と言うことで、それまで慣例となっていた持たせ切りを石田総裁は止めさせようとしたのですが、実際持たせ切りとはどんなイメージなのでしょうか。

簡単にいえば、乗客は切符を手に持って改札が係の駅員の入鋏ハサミの前付近に持っていく、駅員は乗客が持ったままの切符に入鋏するもので、入鋏ハサミが常に動作しているので、誤って乗客の指の怪我をさせると言うこともあり得るわけで、評判としてはあまり良くなかったのも事実ですが、利用客としてもやむを得ないという思いはあったようです。

それが、以下の内容のなるのですが。

接客職員のフロントサービスがいつの場合でもジャーナリズムや国民全般から批判の的となっている。改札掛の持たせ切りは今までも何回か投書などにとりあげられていたが、要員、作業方法などで完全廃止はむつかしいとされていた。
今回の総裁指示の「持たせ切り廃止」は、朝日新聞の特ダネの形で報道されたが、その後、読売・東京新聞のコラムでとりあげられており、産経は国電主要駅に取材して、その効果を調べあげている。

と書かれていますが、世論としては持たせ切りが必ずしも悪いと思っていないようで、

持たせ切りのイラスト、国鉄線 1966年5月号 世論アラカルトから引用

産経新聞の朝刊には、以下のように載っていたと記述されています。

三月二十二日付産経〔朝刊〕の記事によりますと、旅客の多いラッシュアワー時には持たせ切りのほうが早いし、旅客の中も承知の上でキップを切リやすいように差出す人もいるわけで。

『やめてほしいが、混雑するときはムリかもしれない』とか、『急いでいるときは持たせ切りをしやすいようにキップをだしています。問題はそれより駅員の心構えではないですか。
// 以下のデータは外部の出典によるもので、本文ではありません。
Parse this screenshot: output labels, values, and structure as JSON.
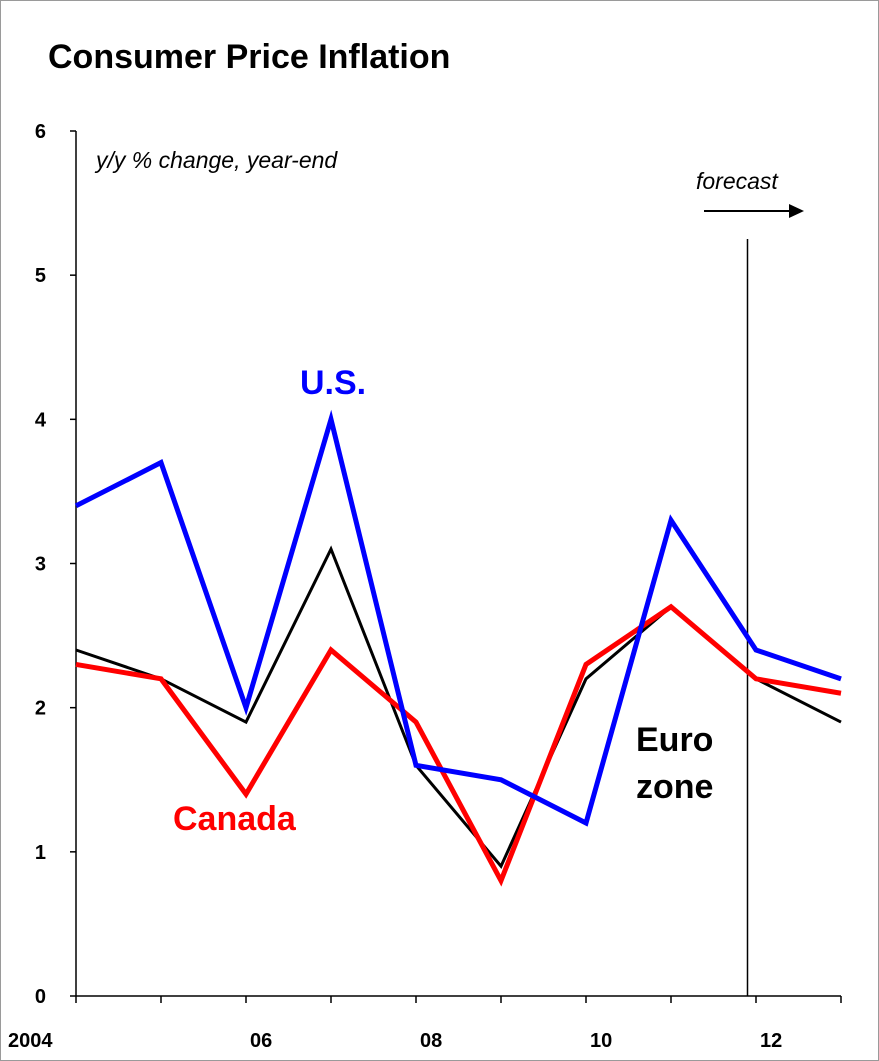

キップをいちいち受取る駅員でも横柄な感じの人は多いし』・・・・という言葉をのせている。

とあるように、国民の間では朝ラッシュ時などの持たせ切りはやむを得ないと思うが、それ以上に駅員の態度が横柄であったりするのは何ともならないものかということで、この頃世論としては、真のサービス向上は、国民の望みであったと言えそうです。

そして、国鉄に対しては、明治以降の官設鉄道の頃からの「乗せてやる」「運んでやる」という意識が根強く残っているのではないかという意見も有ったようです。